Ardbeg Distillery, based on the island of Islay in Scotland, launched some of its whiskey into space in 2011 where it orbited the planet on the International Space Station until returning to earth on Sept. 12, 2014.

The point of this experiment was to see if the whiskey would mature differently in micro-gravity as compared to normal gravity, and how that would affect the taste. Dr. Bill Lumsden, Ardbeg’s director of distilling, whiskey creation, and whiskey stocks, examined the space-aged whiskey and wrote up his results in a white paper.

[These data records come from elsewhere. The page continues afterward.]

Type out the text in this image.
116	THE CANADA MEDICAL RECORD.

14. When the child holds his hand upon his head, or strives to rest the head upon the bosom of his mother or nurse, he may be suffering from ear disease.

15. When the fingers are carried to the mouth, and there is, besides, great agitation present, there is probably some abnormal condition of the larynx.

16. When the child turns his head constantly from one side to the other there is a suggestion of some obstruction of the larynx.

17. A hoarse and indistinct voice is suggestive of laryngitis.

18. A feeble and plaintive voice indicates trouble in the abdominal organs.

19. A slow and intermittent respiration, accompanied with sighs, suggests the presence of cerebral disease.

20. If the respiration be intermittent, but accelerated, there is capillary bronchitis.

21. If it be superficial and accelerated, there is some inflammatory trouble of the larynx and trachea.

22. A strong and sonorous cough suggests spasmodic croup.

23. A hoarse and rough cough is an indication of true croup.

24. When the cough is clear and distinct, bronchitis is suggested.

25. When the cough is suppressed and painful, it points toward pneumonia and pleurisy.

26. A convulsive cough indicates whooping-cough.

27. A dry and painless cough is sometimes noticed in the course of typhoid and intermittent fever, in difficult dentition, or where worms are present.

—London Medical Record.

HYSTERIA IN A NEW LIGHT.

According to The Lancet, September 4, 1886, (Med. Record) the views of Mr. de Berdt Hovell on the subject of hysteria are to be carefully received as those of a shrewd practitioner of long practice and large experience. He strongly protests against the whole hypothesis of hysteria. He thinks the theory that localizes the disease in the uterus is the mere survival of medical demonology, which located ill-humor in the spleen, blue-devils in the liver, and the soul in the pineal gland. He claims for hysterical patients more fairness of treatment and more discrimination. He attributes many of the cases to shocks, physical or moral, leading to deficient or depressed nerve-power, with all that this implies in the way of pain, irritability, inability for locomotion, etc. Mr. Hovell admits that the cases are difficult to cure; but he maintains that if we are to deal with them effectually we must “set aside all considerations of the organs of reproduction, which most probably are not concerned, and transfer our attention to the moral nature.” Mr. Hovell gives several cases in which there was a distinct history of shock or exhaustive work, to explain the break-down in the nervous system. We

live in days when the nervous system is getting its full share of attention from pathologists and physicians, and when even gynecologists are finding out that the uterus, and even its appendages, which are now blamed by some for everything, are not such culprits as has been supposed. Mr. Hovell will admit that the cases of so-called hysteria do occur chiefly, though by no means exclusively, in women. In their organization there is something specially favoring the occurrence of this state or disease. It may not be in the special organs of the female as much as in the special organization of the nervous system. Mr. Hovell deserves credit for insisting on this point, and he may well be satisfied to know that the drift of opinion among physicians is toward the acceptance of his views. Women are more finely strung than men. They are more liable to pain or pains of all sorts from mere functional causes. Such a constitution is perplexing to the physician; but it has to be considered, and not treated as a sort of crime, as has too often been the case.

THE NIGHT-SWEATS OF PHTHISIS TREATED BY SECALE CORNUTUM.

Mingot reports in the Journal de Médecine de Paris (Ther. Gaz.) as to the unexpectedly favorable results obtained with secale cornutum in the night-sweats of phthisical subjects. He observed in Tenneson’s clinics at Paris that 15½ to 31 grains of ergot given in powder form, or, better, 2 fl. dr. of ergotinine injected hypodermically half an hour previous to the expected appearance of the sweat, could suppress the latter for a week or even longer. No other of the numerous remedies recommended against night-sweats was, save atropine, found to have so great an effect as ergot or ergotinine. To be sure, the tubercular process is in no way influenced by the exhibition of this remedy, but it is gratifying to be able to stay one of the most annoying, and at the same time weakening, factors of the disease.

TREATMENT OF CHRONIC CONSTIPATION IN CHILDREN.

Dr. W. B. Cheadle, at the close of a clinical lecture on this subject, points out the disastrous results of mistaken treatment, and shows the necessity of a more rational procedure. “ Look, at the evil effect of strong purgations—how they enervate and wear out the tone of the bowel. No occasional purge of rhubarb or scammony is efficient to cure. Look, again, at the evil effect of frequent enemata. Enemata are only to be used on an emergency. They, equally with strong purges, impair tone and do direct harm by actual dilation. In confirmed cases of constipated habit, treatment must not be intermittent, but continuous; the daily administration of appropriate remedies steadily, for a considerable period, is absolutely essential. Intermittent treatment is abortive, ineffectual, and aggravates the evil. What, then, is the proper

Dr. Lumsden found that there was no significant difference in the concentration of compounds in the space whiskey as compared to the control sample matured on earth. The concentration of wood extractives in the ISS-aged whiskey was much higher than a standard, barrel-matured spirit, likely due to the fact that the former was exposed to a larger wooden surface area. However, the concentration of major flavor active oak derivatives was higher in the control sample, suggesting that micro-gravity prevents them from being extracted from the oak.

What this all results in is the taste, which Dr. Lumsden writes is fairly different between the two samples. The aroma of the ISS sample supposedly has “notes of antiseptic smoke, rubber, smoked fish,” leading into “earthy/soil notes, a savoury, beefy aroma, and then hints of rum & raisin flavoured ice cream.”

The taste elicited notes of “earthy peat smoke” and “smoked bacon or hickory-smoked ham” with a long and intense aftertaste characterized by “antiseptic lozenges and rubbery smoke.”

Suntory, a Japanese whiskey-maker, is following in Ardbeg’s footsteps with its own plans to send whiskey into space.